Résumé de la décision
La Cour de cassation a rejeté le pourvoi en cassation du procureur de la République de Lyon contre un jugement rendu le 7 mai 1954, qui avait relaxé Renée Cotte, prévenue d'une infraction à l'arrêté préfectoral du 21 octobre 1953. Cet arrêté interdisait aux prostituées de stationner ou de se livrer à des allées et venues aux abords de certaines installations militaires dans le département du Rhône. La Cour a confirmé que cet arrêté était illégal en raison de sa nature prohibitive excessive, portant atteinte à la liberté individuelle.
Arguments pertinents
1. Illégalité de l'arrêté préfectoral : La Cour a statué que l'arrêté du préfet du Rhône était dépourvu de légalité, ce qui a conduit à la relaxe de Cotte. Le jugement a souligné que seul le législateur a le pouvoir de restreindre les libertés individuelles, et que l'arrêté en question instaurait une prohibition quasi générale pour une catégorie de citoyens, ce qui est illégal.

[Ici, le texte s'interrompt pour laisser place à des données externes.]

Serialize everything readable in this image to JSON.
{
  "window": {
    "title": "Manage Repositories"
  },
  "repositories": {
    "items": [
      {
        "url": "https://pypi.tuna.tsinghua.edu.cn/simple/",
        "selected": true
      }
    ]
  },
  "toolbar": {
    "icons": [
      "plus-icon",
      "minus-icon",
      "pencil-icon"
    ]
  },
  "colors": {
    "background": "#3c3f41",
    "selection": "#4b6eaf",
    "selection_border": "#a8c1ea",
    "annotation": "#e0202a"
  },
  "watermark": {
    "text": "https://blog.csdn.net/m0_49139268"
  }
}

> "Le jugement attaqué, statuant sur appel d'un jugement du Tribunal de simple police de Lyon... énonce que, ledit arrêté, étant dépourvu de légalité, ne peut servir de base au jugement de condamnations dont est appel."

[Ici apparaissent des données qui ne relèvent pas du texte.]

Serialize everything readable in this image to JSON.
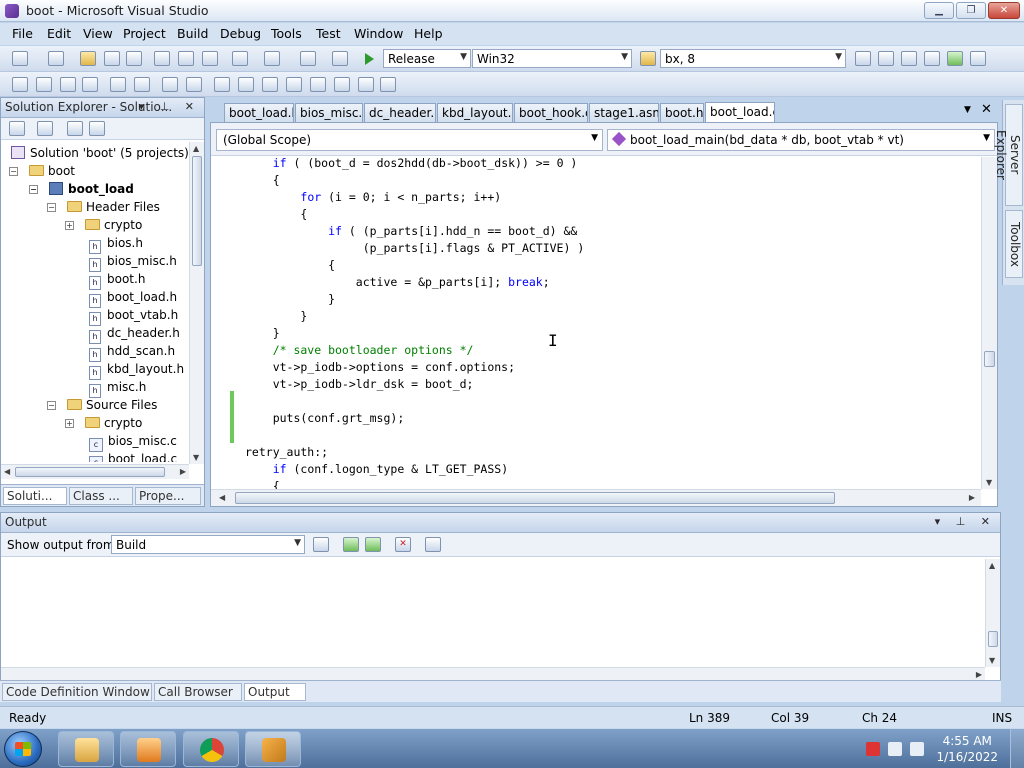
{
  "window": {
    "title": "boot - Microsoft Visual Studio",
    "minimize": "▁",
    "maximize": "❐",
    "close": "✕"
  },
  "menu": [
    "File",
    "Edit",
    "View",
    "Project",
    "Build",
    "Debug",
    "Tools",
    "Test",
    "Window",
    "Help"
  ],
  "toolbar": {
    "configuration": "Release",
    "platform": "Win32",
    "find_box": "bx, 8"
  },
  "solution_explorer": {
    "title": "Solution Explorer - Solutio...",
    "header_buttons": "▾ ⊥ ✕",
    "items": [
      {
        "label": "Solution 'boot' (5 projects)",
        "icon": "solution-icon"
      },
      {
        "label": "boot",
        "icon": "folder-icon"
      },
      {
        "label": "boot_load",
        "icon": "project-icon"
      },
      {
        "label": "Header Files",
        "icon": "folder-icon"
      },
      {
        "label": "crypto",
        "icon": "folder-icon"
      },
      {
        "label": "bios.h",
        "icon": "header-file-icon"
      },
      {
        "label": "bios_misc.h",
        "icon": "header-file-icon"
      },
      {
        "label": "boot.h",
        "icon": "header-file-icon"
      },
      {
        "label": "boot_load.h",
        "icon": "header-file-icon"
      },
      {
        "label": "boot_vtab.h",
        "icon": "header-file-icon"
      },
      {
        "label": "dc_header.h",
        "icon": "header-file-icon"
      },
      {
        "label": "hdd_scan.h",
        "icon": "header-file-icon"
      },
      {
        "label": "kbd_layout.h",
        "icon": "header-file-icon"
      },
      {
        "label": "misc.h",
        "icon": "header-file-icon"
      },
      {
        "label": "Source Files",
        "icon": "folder-icon"
      },
      {
        "label": "crypto",
        "icon": "folder-icon"
      },
      {
        "label": "bios_misc.c",
        "icon": "c-file-icon"
      },
      {
        "label": "boot_load.c",
        "icon": "c-file-icon"
      }
    ],
    "bottom_tabs": [
      "Soluti...",
      "Class ...",
      "Prope..."
    ]
  },
  "editor": {
    "tabs": [
      "boot_load.h",
      "bios_misc.c",
      "dc_header.c",
      "kbd_layout.c",
      "boot_hook.c",
      "stage1.asm",
      "boot.h",
      "boot_load.c"
    ],
    "active_tab": "boot_load.c",
    "scope": "(Global Scope)",
    "function": "boot_load_main(bd_data * db, boot_vtab * vt)",
    "code": [
      "    if ( (boot_d = dos2hdd(db->boot_dsk)) >= 0 )",
      "    {",
      "        for (i = 0; i < n_parts; i++)",
      "        {",
      "            if ( (p_parts[i].hdd_n == boot_d) &&",
      "                 (p_parts[i].flags & PT_ACTIVE) )",
      "            {",
      "                active = &p_parts[i]; break;",
      "            }",
      "        }",
      "    }",
      "    /* save bootloader options */",
      "    vt->p_iodb->options = conf.options;",
      "    vt->p_iodb->ldr_dsk = boot_d;",
      "",
      "    puts(conf.grt_msg);",
      "",
      "retry_auth:;",
      "    if (conf.logon_type & LT_GET_PASS)",
      "    {"
    ]
  },
  "side_tabs": [
    "Server Explorer",
    "Toolbox"
  ],
  "output": {
    "title": "Output",
    "show_from_label": "Show output from:",
    "source": "Build",
    "bottom_tabs": [
      "Code Definition Window",
      "Call Browser",
      "Output"
    ]
  },
  "status": {
    "message": "Ready",
    "line": "Ln 389",
    "col": "Col 39",
    "ch": "Ch 24",
    "mode": "INS"
  },
  "taskbar": {
    "time": "4:55 AM",
    "date": "1/16/2022"
  }
}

2. Liberté d'aller et venir : La Cour a affirmé que la liberté d'aller et venir est un aspect fondamental de la liberté individuelle, et que l'arrêté en question violait ce principe en interdisant quasi totalement la circulation sur la voie publique pour une catégorie de personnes.

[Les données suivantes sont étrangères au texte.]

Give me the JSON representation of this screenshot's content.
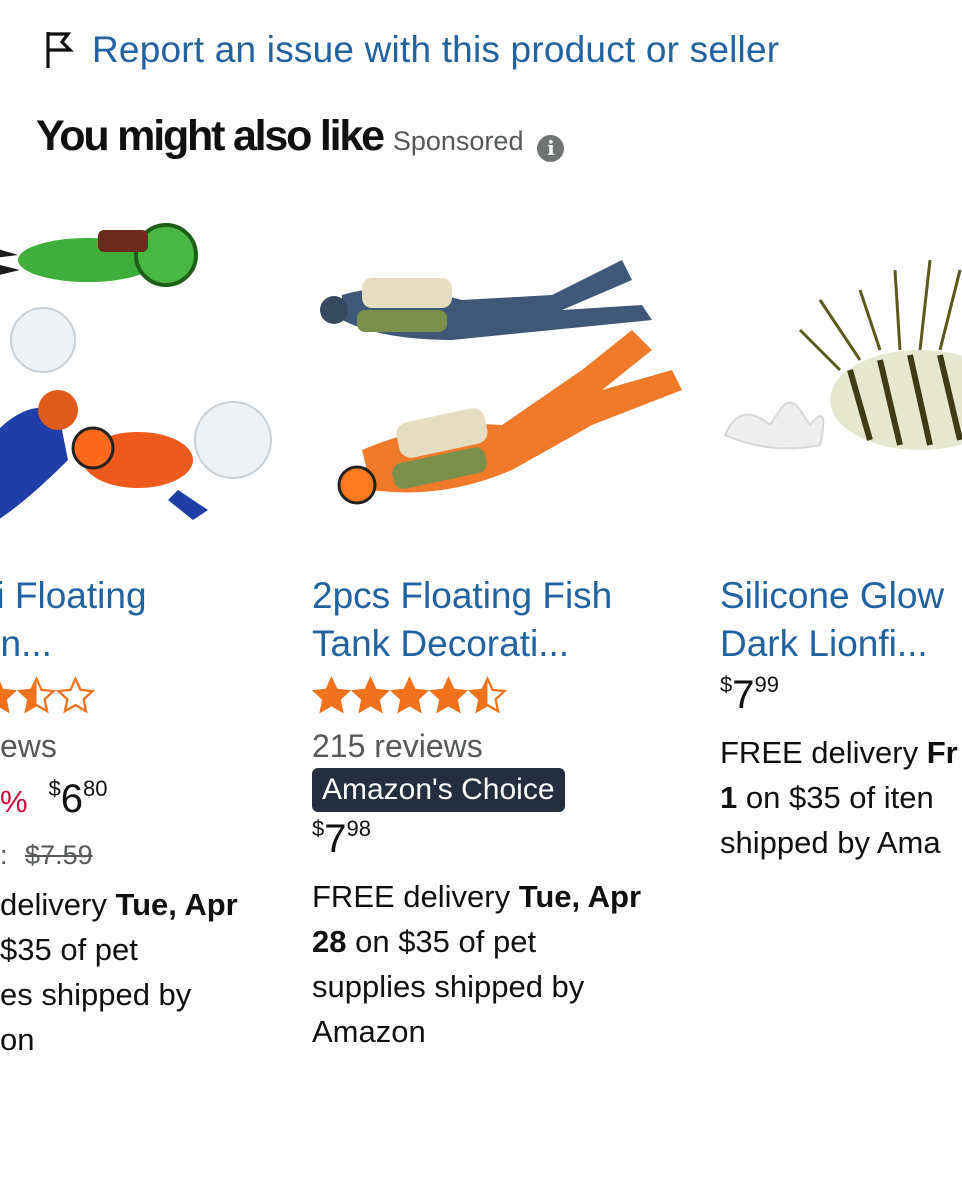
{
  "report_link": {
    "label": "Report an issue with this product or seller"
  },
  "section": {
    "title": "You might also like",
    "sponsored": "Sponsored"
  },
  "colors": {
    "link": "#2162a1",
    "star": "#f2711c",
    "badge_bg": "#232f3e",
    "discount": "#cc0c39"
  },
  "products": [
    {
      "title_lines": [
        "yyami Floating",
        " Figurin..."
      ],
      "rating": 3.5,
      "reviews": "ews",
      "discount": "%",
      "price": {
        "symbol": "$",
        "whole": "6",
        "fraction": "80"
      },
      "list_price": {
        "label": ":",
        "value": "$7.59"
      },
      "delivery_lines": [
        {
          "normal": "delivery ",
          "bold": "Tue, Apr"
        },
        {
          "normal": " $35 of pet",
          "bold": ""
        },
        {
          "normal": "es shipped by",
          "bold": ""
        },
        {
          "normal": "on",
          "bold": ""
        }
      ]
    },
    {
      "title_lines": [
        "2pcs Floating Fish",
        "Tank Decorati..."
      ],
      "rating": 4.5,
      "reviews": "215 reviews",
      "badge": "Amazon's Choice",
      "price": {
        "symbol": "$",
        "whole": "7",
        "fraction": "98"
      },
      "delivery_lines": [
        {
          "normal": "FREE delivery ",
          "bold": "Tue, Apr"
        },
        {
          "normal": " on $35 of pet",
          "bold": "28"
        },
        {
          "normal": "supplies shipped by",
          "bold": ""
        },
        {
          "normal": "Amazon",
          "bold": ""
        }
      ]
    },
    {
      "title_lines": [
        "Silicone Glow",
        "Dark Lionfi..."
      ],
      "price": {
        "symbol": "$",
        "whole": "7",
        "fraction": "99"
      },
      "delivery_lines": [
        {
          "normal": "FREE delivery ",
          "bold": "Fr"
        },
        {
          "normal": " on $35 of iten",
          "bold": "1"
        },
        {
          "normal": "shipped by Ama",
          "bold": ""
        }
      ]
    }
  ]
}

> "La liberté d'aller et venir à son gré est un des aspects de la liberté individuelle et se confond avec la liberté de circuler sur la voie publique."
3. Dépassement des pouvoirs de police : La décision a également précisé que l'arrêté dépassait les limites des pouvoirs de police conférés au préfet par la loi du 5 avril 1884, en raison de sa prohibition générale et excessive.
> "L'arrêté du préfet du Rhône... qui aboutit à l'interdiction, d'une manière quasi absolue, de la circulation sur la voie publique d'une catégorie de personnes déterminées, dépasse, en effet, la limite des pouvoirs de police."
Interprétations et citations légales
1. Article 97 de la loi du 5 avril 1884 : Cet article confère au préfet des pouvoirs de police, mais la Cour a interprété que ces pouvoirs ne peuvent pas être utilisés pour instaurer des interdictions générales qui portent atteinte aux libertés publiques.
> "L'arrêté... dépasse, en effet, la limite des pouvoirs de police que le préfet tient de l'article 97 de la loi du 5 avril 1884."
2. Article 471, paragraphe 15 du Code pénal : Cet article prévoit des sanctions pour les infractions à la réglementation de police. La Cour a conclu que, puisque l'arrêté était illégal, il ne pouvait pas être utilisé comme base pour des sanctions pénales.
> "N'ayant pas été légalement pris, il ne saurait être sanctionné par l'article 471 paragraphe 15 du Code pénal."
En conclusion, la décision de la Cour de cassation repose sur une interprétation rigoureuse des libertés individuelles et des limites des pouvoirs de police, affirmant ainsi le principe selon lequel les restrictions aux libertés doivent être légalement justifiées et proportionnées.